My current obsession is for castagnole and frappe, which started appearing in the pasticcerie shortly after Christmas, specifically at Epiphany; that’s 6 January for heathens. These are seasonal sweet treats for carnevale – carnival or Mardi Gras season.

The Christian tradition is that Mardi Gras, aka Fat Tuesday, aka Shrove Tuesday, aka Pancake Day, is the day when you use up all your rich food products, fats and sugars to initiate Lent, the period of abstemiousness that leads up to Easter. While us Brits, and others, might have a pancake blow-out on just one day, here in Italy it looks like we’re getting weeks of the aforementioned treats.

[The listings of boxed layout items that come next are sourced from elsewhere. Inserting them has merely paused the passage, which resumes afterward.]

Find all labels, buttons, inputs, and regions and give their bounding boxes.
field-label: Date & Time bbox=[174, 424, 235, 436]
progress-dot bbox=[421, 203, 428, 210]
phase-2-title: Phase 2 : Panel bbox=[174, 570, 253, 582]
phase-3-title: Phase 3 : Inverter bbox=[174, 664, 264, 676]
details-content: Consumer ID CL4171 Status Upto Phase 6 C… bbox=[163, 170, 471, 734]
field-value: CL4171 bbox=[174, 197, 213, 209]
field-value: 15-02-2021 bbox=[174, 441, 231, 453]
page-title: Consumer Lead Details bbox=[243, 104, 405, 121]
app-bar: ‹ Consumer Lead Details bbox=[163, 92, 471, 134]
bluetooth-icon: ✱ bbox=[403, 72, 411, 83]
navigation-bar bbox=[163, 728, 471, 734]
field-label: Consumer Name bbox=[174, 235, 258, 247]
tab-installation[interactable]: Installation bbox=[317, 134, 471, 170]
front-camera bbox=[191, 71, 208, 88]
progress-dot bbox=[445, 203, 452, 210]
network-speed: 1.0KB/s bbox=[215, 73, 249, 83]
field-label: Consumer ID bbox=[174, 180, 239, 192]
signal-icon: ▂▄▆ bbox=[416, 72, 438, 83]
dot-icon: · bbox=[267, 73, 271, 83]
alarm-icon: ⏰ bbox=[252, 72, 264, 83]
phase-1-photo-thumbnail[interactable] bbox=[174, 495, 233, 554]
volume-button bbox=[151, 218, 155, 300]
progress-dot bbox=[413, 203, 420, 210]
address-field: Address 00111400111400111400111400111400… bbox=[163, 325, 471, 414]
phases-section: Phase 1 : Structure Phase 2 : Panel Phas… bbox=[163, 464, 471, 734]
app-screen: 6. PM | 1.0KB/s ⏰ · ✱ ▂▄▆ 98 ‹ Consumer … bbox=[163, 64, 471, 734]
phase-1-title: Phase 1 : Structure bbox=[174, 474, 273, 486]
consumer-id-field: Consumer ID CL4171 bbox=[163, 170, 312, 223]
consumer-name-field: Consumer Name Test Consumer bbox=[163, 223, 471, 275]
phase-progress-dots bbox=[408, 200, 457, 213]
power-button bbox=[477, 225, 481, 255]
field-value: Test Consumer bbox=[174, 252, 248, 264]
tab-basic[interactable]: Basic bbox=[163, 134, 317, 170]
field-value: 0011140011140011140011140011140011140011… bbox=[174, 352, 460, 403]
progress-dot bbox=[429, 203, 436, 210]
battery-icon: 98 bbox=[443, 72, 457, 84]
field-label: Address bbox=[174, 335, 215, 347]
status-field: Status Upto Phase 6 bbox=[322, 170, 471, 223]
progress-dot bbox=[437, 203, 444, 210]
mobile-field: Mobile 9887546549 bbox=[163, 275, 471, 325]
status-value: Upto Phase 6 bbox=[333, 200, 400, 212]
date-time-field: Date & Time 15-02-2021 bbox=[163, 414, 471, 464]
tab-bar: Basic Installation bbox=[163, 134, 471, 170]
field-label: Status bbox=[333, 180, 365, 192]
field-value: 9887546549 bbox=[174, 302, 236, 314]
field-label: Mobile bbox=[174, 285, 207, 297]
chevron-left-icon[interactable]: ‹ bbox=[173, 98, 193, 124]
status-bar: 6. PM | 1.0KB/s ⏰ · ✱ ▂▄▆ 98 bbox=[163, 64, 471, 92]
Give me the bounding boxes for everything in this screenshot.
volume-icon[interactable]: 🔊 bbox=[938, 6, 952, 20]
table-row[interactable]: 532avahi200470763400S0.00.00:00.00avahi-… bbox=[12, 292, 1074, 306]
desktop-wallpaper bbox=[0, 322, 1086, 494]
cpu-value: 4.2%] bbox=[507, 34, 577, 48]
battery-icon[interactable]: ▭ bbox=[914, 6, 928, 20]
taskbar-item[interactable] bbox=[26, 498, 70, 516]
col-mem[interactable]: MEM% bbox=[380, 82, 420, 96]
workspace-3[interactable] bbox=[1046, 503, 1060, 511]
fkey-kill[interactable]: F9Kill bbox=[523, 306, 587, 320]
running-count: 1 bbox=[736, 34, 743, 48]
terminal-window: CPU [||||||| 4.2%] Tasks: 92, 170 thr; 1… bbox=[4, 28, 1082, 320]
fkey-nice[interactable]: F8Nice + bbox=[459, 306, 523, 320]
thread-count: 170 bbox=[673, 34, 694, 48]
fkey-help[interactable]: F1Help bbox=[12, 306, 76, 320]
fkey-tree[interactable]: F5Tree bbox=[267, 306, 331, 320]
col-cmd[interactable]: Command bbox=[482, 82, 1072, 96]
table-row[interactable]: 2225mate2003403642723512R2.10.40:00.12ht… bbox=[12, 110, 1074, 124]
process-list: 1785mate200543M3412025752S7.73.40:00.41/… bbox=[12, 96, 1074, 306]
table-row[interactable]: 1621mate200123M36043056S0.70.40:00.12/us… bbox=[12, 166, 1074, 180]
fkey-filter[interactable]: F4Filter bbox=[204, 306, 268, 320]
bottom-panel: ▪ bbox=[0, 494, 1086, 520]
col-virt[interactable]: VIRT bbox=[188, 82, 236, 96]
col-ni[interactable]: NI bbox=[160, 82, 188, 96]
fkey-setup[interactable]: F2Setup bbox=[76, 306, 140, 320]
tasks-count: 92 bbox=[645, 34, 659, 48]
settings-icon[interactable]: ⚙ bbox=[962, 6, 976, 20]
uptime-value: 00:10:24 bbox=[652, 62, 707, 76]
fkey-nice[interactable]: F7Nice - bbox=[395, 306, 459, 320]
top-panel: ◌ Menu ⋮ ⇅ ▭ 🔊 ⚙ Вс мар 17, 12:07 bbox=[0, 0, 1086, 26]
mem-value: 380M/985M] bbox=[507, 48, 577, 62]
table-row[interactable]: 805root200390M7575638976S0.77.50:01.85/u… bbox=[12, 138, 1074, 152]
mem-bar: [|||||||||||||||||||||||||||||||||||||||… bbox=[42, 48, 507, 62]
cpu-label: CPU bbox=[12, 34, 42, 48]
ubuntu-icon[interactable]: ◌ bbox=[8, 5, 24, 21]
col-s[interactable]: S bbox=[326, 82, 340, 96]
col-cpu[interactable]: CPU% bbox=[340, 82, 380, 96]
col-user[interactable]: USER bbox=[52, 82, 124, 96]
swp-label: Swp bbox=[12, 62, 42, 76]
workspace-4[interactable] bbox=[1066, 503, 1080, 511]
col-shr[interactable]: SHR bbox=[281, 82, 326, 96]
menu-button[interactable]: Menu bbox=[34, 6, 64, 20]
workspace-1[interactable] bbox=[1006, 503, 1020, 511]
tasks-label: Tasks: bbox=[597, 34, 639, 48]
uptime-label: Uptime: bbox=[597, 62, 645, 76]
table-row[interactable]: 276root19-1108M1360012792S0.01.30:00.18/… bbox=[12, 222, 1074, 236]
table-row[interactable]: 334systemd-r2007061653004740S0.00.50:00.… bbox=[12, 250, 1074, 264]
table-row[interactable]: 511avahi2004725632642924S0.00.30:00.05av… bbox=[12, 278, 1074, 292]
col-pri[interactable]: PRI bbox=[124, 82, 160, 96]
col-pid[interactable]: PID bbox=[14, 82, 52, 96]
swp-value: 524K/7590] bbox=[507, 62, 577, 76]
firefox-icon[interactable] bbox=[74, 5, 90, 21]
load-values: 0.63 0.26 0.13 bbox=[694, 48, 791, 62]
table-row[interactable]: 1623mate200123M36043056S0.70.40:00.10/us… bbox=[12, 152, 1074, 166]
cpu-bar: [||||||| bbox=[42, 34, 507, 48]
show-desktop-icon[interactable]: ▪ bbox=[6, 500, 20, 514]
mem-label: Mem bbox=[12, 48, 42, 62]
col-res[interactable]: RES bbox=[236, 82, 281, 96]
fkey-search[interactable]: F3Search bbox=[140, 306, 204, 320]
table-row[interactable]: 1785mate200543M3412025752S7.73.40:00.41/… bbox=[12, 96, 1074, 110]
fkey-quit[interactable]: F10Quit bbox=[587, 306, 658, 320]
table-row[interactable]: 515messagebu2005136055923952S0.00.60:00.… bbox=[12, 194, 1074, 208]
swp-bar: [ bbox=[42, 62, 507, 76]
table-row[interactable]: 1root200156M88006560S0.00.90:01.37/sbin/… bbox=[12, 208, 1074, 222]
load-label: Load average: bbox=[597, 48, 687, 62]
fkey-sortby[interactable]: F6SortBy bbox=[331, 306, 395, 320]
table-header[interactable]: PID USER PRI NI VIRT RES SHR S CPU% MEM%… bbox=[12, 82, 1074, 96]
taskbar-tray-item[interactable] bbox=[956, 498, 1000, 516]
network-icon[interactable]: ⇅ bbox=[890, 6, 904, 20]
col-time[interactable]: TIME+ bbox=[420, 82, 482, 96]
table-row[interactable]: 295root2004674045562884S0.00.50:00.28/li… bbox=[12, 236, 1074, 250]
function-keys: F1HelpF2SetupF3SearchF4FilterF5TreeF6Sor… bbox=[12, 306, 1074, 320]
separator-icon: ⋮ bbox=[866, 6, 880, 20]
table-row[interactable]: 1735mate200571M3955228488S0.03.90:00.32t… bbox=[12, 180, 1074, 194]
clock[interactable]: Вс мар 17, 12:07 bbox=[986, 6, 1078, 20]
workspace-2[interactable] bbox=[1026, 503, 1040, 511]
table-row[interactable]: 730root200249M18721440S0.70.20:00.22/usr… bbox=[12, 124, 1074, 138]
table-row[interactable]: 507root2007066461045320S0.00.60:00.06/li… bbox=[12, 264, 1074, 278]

So, castagnole are small, deep-fried dough balls, a bit like doughnuts, but the dough isn’t leavened with yeast, but with chemical raising agents, ie baking powder or equivalent, according to both the ingredients taped up on the counter at Pasticceria Dolci Desideri (“Sweets you want”!; our local, on Via Anton G Barrili) and the recipe on this blog. The word presumably relates to castagna – chestnut – though they have no chestnut flavouring. Instead you can get them semplice (plain) or filled with crema (custard) or ricotta.

Frappe, meanwhile, are basically thin rectangles of crisp, slightly puffy pastry, like a sweetened pasta, baked or deep-fried, and sprinkled with icing sugar, or sometimes flavoured with honey. The name itself (singular: frappa) is a bit confusing, as the similar word frappé means shake, or milkshake. According to the above-mentioned blog, they’re also known as cenci (the plural of cencio, rag – not very appetising), stracci (shreds; stracciare is the verb to tear or rip up) and lattughe (lettuce) in other parts of Italy.

We’ve been treating ourselves to castagnole and frappe, well, pretty much every day this week. It can’t go on, for obvious reasons, but not only are they delicious, there’s just something inherently lovely about going to a pasticceria and getting some treats wrapped up like a gift (eco concerns about over-packaging notwithstanding.)

Really, Brits have a long way to go to make the patisserie experience as charming as this. Sure we have some wonderful independent bakeries these days, but their patisserie can still seem meagre by comparison, even if they have an array of poncy cupcakes. And for people who still don’t even have access to real bakeries, some foul mass-produced “Toffee Flavour Yum Yum” from “Greggs The Home of Fresh Baking” [sic] just doesn’t cut it.